GLOW Aims To Welcome Students with Multifaceted Identities
Harvard queer students of color have formed “Gay, Lesbian, or Whatever” (GLOW), a new group that, according to its founders, is the first organization to address the interconnected experiences of underrepresented and marginalized identities.
Various cultural groups, including the Black Students Association and Harvard Radcliffe RAZA, are sponsoring GLOW’s meetings. The group, whose membership is confidential, will hold discussions on social policy, representation, and advocacy, as well as on experiences unique to its members.
GLOW founder Miguel Garcia ’12 described the group as one that creates an environment where people who have felt underrepresented in other campus groups can feel welcome.

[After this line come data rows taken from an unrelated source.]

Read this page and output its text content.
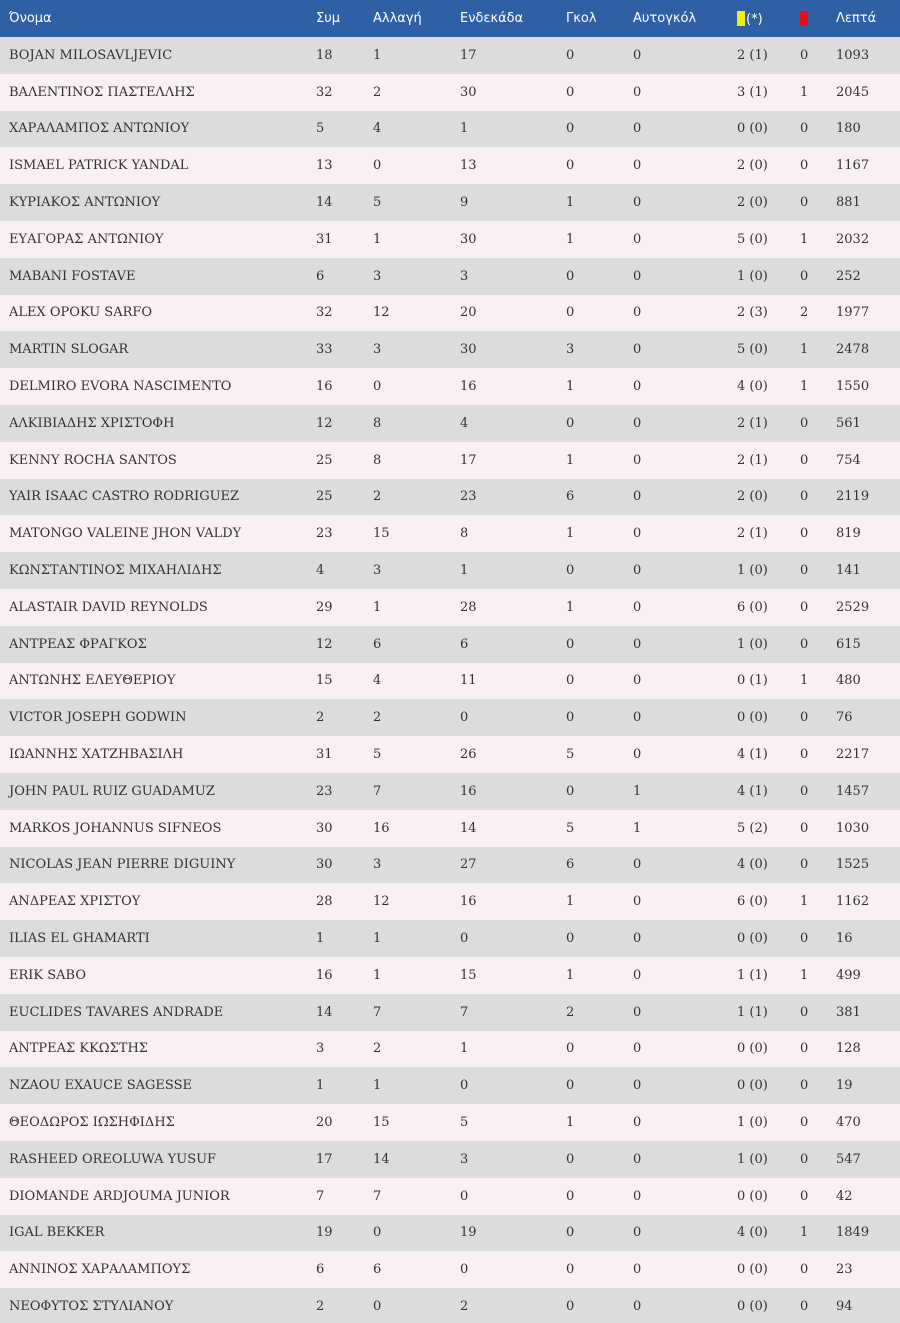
Όνομα	Συμ	Αλλαγή	Ενδεκάδα	Γκολ	Αυτογκόλ	(*)		Λεπτά
BOJAN MILOSAVLJEVIC	18	1	17	0	0	2 (1)	0	1093
ΒΑΛΕΝΤΙΝΟΣ ΠΑΣΤΕΛΛΗΣ	32	2	30	0	0	3 (1)	1	2045
ΧΑΡΑΛΑΜΠΟΣ ΑΝΤΩΝΙΟΥ	5	4	1	0	0	0 (0)	0	180
ISMAEL PATRICK YANDAL	13	0	13	0	0	2 (0)	0	1167
ΚΥΡΙΑΚΟΣ ΑΝΤΩΝΙΟΥ	14	5	9	1	0	2 (0)	0	881
ΕΥΑΓΟΡΑΣ ΑΝΤΩΝΙΟΥ	31	1	30	1	0	5 (0)	1	2032
MABANI FOSTAVE	6	3	3	0	0	1 (0)	0	252
ALEX OPOKU SARFO	32	12	20	0	0	2 (3)	2	1977
MARTIN SLOGAR	33	3	30	3	0	5 (0)	1	2478
DELMIRO EVORA NASCIMENTO	16	0	16	1	0	4 (0)	1	1550
ΑΛΚΙΒΙΑΔΗΣ ΧΡΙΣΤΟΦΗ	12	8	4	0	0	2 (1)	0	561
KENNY ROCHA SANTOS	25	8	17	1	0	2 (1)	0	754
YAIR ISAAC CASTRO RODRIGUEZ	25	2	23	6	0	2 (0)	0	2119
MATONGO VALEINE JHON VALDY	23	15	8	1	0	2 (1)	0	819
ΚΩΝΣΤΑΝΤΙΝΟΣ ΜΙΧΑΗΛΙΔΗΣ	4	3	1	0	0	1 (0)	0	141
ALASTAIR DAVID REYNOLDS	29	1	28	1	0	6 (0)	0	2529
ΑΝΤΡΕΑΣ ΦΡΑΓΚΟΣ	12	6	6	0	0	1 (0)	0	615
ΑΝΤΩΝΗΣ ΕΛΕΥΘΕΡΙΟΥ	15	4	11	0	0	0 (1)	1	480
VICTOR JOSEPH GODWIN	2	2	0	0	0	0 (0)	0	76
ΙΩΑΝΝΗΣ ΧΑΤΖΗΒΑΣΙΛΗ	31	5	26	5	0	4 (1)	0	2217
JOHN PAUL RUIZ GUADAMUZ	23	7	16	0	1	4 (1)	0	1457
MARKOS JOHANNUS SIFNEOS	30	16	14	5	1	5 (2)	0	1030
NICOLAS JEAN PIERRE DIGUINY	30	3	27	6	0	4 (0)	0	1525
ΑΝΔΡΕΑΣ ΧΡΙΣΤΟΥ	28	12	16	1	0	6 (0)	1	1162
ILIAS EL GHAMARTI	1	1	0	0	0	0 (0)	0	16
ERIK SABO	16	1	15	1	0	1 (1)	1	499
EUCLIDES TAVARES ANDRADE	14	7	7	2	0	1 (1)	0	381
ΑΝΤΡΕΑΣ ΚΚΩΣΤΗΣ	3	2	1	0	0	0 (0)	0	128
NZAOU EXAUCE SAGESSE	1	1	0	0	0	0 (0)	0	19
ΘΕΟΔΩΡΟΣ ΙΩΣΗΦΙΔΗΣ	20	15	5	1	0	1 (0)	0	470
RASHEED OREOLUWA YUSUF	17	14	3	0	0	1 (0)	0	547
DIOMANDE ARDJOUMA JUNIOR	7	7	0	0	0	0 (0)	0	42
IGAL BEKKER	19	0	19	0	0	4 (0)	1	1849
ΑΝΝΙΝΟΣ ΧΑΡΑΛΑΜΠΟΥΣ	6	6	0	0	0	0 (0)	0	23
ΝΕΟΦΥΤΟΣ ΣΤΥΛΙΑΝΟΥ	2	0	2	0	0	0 (0)	0	94
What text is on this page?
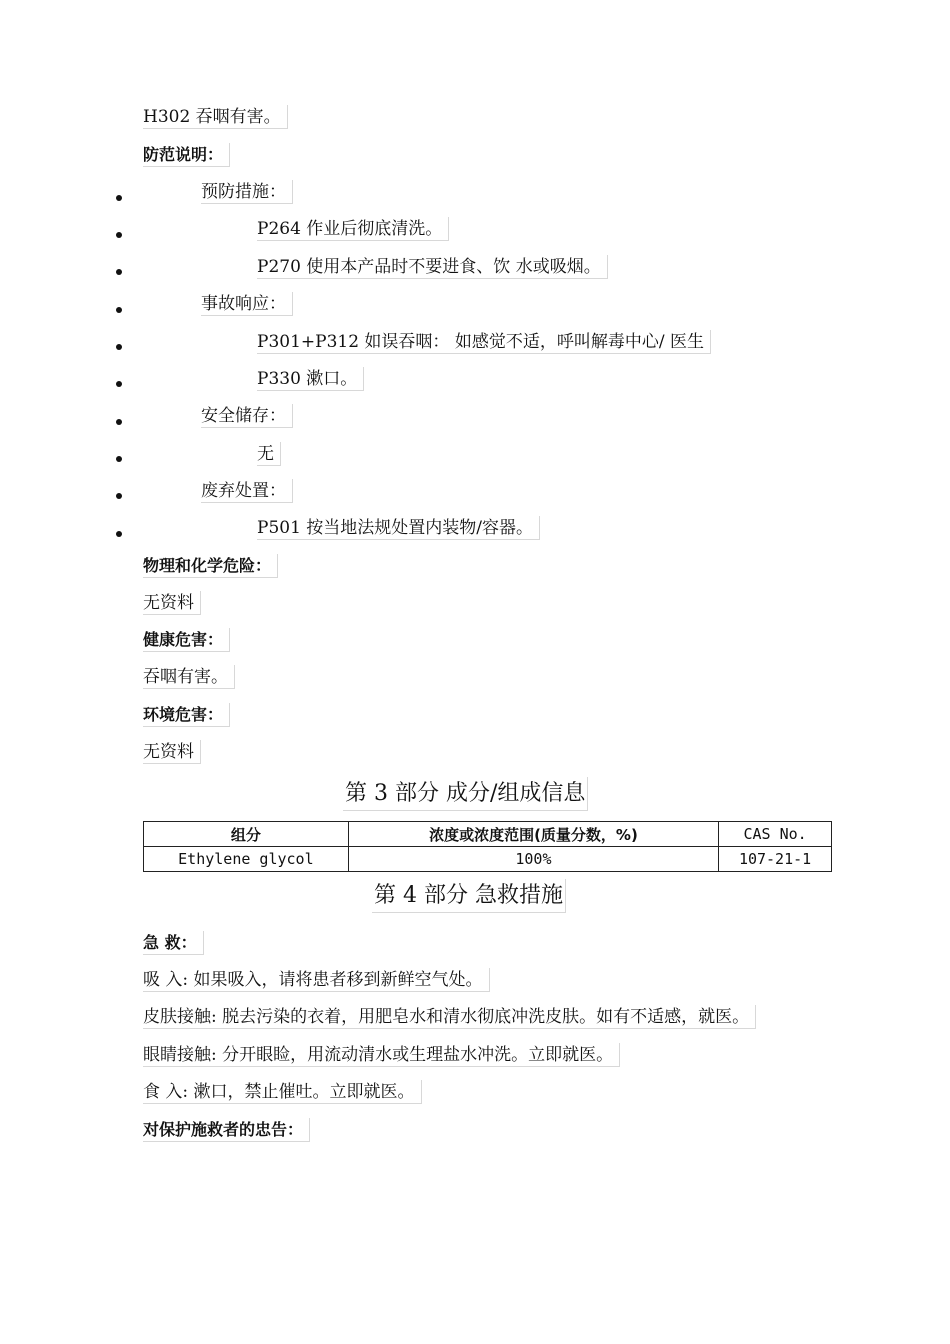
H302 吞咽有害。
防范说明：
预防措施：
P264 作业后彻底清洗。
P270 使用本产品时不要进食、饮 水或吸烟。
事故响应：
P301+P312 如误吞咽： 如感觉不适，呼叫解毒中心/ 医生
P330 漱口。
安全储存：
无
废弃处置：
P501 按当地法规处置内装物/容器。
物理和化学危险：
无资料
健康危害：
吞咽有害。
环境危害：
无资料
第 3 部分 成分/组成信息
组分	浓度或浓度范围(质量分数，%)	CAS No.
Ethylene glycol	100%	107-21-1
第 4 部分 急救措施
急 救：
吸 入: 如果吸入，请将患者移到新鲜空气处。
皮肤接触: 脱去污染的衣着，用肥皂水和清水彻底冲洗皮肤。如有不适感，就医。
眼睛接触: 分开眼睑，用流动清水或生理盐水冲洗。立即就医。
食 入: 漱口，禁止催吐。立即就医。
对保护施救者的忠告：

“We’re working toward balancing an acknowledgment of differences with a celebration of similarities in order to establish a safe space, a community of trust and unconditional acceptance,” Garcia said.
“It’s previously been thought that if you’re gay and black, for example, that means go to BSA for your black identity and go to QSA for queer identity,” he added. “But those identities are not separate, and you can’t acknowledge them separately because you experience them together.”
History and Literature Lecturer Timothy P. McCarthy ’93—one of GLOW’s co-faculty advisers—stressed that issues of intersecting identities affect how people experience their lives.
“Intersectionality is part of the human condition,” McCarthy said. “We need to be mindful of how the identities that we navigate in different ways, at different times, and with different people, can intersect and impact people’s lives.”
Members of GLOW said they have felt that queer groups and cultural organizations on campus have not fully or explicitly acknowledged such intersectionalities. Garcia said that many of these groups often emphasize similarities between members to provide a sense of belonging, a tendency that can lead to a neglect—whether inadvertent or intentional—of the various identities represented within that group.
GLOW co-facilitator Emma Q. Wang ’12, who is also co-chair of Queer Students and Allies, echoed the idea that navigating areas of difference is a challenge.
“We come together by sharing the identity of being overlooked by a collective identity, and we bond over the acknowledgement of our distinct experiences,” Wang said, adding that GLOW’s aim is not to shun other organizations, but rather to embrace multiple aspects of people’s identity more explicitly.
Bryant D. Wright ’12—a co-facilitator of GLOW and communications chair of the Black Men’s Forum—stressed the difficulty of negotiating his identities as a person who is both African American and gay.
“When you have an identity that is stigmatized, you grow up learning [that] you have a special burden to represent people like you. When I’m the queer guy, I don’t want to leave the black guy behind. And when I’m black, I don’t want to leave my queer identity,” he said.
“Still, I like to carry that burden because it means I have the power to change people’s minds,” Bryant added.
Shanti S. Kris ’12, a GLOW co-facilitator and QSA board member, said that the core purpose of GLOW is to challenge such assumptions and create a safe space.
“The idea is to build a family outside of our traditional families and our traditional community,” she said. “This is an opportunity for people who are not comfortable or have been rejected from racial and ethnic groups to form new bonds, to find new people who can provide support and acceptance.”
Garcia said that while creating an area of support—rather than pursuing political goals—is GLOW’s main objective, he hopes that the presence on campus of a group that addresses intersections of identity will foment a desire to make a difference.
“By inserting cultural identities into queer identities and queerness into cultural identities, GLOW is creating a stronger potential to mobilize and to effect change,” Garcia said. “We’re bringing a face to a community that has been forced to hide itself.”
While GLOW’s meeting times and locations are confidential, GLOW’s co-facilitators said that those interested in attending should contact them.